Originally Posted by
hhdl
Both are in some sense correct. When changing from Standard to Flex, what you are actually doing is getting a new ticket and paying for it with the value of the Standard ticket plus some other method of payment.
So if the Flex ticket is refunded, it will refund to the method of payment: the difference between Flex and Standard in cash equivalent and the value of the Standard ticket as a voucher (likely with the same expiration date as when you'd cancel the Standard ticket, but some airlines implement the voucher with a reset expiration date).
Bumping this to see if anyone else has any more recent intel and also to test the statement quoted above. Would one in fact get a voucher for the full amount of the Standard ticket? That would be perfectly fine with me, but I'd be concerned that instead I'd merely get refunded the amount of the taxes and lose the entire rest of the value of the Standard ticket.

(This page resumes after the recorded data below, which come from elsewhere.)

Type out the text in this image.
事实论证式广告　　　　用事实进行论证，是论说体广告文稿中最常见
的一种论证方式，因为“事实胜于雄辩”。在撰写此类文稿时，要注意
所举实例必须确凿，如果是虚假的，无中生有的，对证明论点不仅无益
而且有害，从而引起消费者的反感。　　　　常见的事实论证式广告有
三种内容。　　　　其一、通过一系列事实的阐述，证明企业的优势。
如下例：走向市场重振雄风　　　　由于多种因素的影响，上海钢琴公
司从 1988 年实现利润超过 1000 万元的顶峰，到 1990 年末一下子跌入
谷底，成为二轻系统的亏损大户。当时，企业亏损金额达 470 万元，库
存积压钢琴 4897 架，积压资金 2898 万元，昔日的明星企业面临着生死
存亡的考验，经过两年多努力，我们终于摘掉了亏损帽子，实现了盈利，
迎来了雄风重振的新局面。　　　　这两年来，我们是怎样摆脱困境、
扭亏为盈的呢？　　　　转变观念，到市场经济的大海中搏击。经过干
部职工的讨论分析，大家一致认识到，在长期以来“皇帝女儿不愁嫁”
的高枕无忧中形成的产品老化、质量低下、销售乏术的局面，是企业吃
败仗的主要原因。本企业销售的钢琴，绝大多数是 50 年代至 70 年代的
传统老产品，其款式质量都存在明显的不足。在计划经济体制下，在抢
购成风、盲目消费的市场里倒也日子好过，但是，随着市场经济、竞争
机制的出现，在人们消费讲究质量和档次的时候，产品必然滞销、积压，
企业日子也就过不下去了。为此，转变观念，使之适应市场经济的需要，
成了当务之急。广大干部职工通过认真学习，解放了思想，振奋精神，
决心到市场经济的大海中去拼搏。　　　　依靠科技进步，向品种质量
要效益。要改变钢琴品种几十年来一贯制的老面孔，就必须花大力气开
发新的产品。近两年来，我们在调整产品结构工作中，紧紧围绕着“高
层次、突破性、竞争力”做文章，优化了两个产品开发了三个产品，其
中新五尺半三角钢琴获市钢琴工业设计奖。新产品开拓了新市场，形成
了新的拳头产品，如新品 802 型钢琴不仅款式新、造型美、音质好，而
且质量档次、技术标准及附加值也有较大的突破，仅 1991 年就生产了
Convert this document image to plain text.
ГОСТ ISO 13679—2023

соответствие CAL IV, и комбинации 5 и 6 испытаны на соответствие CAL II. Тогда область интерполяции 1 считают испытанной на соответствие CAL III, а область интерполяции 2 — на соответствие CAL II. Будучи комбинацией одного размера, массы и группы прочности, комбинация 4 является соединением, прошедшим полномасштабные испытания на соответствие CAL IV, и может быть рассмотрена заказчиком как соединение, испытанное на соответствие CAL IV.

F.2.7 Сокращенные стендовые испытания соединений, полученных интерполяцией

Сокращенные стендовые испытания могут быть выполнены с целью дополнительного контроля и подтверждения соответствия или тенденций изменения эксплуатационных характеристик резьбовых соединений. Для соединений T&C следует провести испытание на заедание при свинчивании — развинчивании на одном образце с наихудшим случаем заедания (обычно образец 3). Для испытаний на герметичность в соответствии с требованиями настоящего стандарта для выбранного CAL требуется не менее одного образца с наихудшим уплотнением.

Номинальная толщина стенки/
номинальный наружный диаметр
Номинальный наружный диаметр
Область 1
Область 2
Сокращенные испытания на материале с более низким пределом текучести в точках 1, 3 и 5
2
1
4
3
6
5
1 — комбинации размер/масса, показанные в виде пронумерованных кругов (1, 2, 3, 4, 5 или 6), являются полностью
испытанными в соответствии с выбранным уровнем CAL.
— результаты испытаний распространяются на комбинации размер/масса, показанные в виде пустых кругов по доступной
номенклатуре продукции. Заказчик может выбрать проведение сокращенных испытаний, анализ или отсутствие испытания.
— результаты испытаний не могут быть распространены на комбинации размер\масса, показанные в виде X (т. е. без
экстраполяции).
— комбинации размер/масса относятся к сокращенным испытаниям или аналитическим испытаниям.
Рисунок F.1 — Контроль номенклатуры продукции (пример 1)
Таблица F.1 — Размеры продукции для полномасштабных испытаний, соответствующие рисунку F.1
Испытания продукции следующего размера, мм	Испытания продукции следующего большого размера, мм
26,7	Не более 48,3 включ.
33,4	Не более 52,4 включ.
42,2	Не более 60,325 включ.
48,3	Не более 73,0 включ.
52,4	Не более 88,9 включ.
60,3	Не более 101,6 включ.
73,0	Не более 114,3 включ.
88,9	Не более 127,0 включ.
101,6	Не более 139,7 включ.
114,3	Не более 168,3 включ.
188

The specific situation I face is that the fare has gone down by around €300 for two pax, enough to make it worth my while to chase whatever relief is available. Stupidly I didn't book this through Delta (it's a code-share route on AF metal) -- if I had it would be child's play to cancel the ticket, immediately get a voucher, and then immediately rebook at the new lower price, keeping the excess value of the voucher for future travel. Is there any such reliable work-around for 057 ticket stock?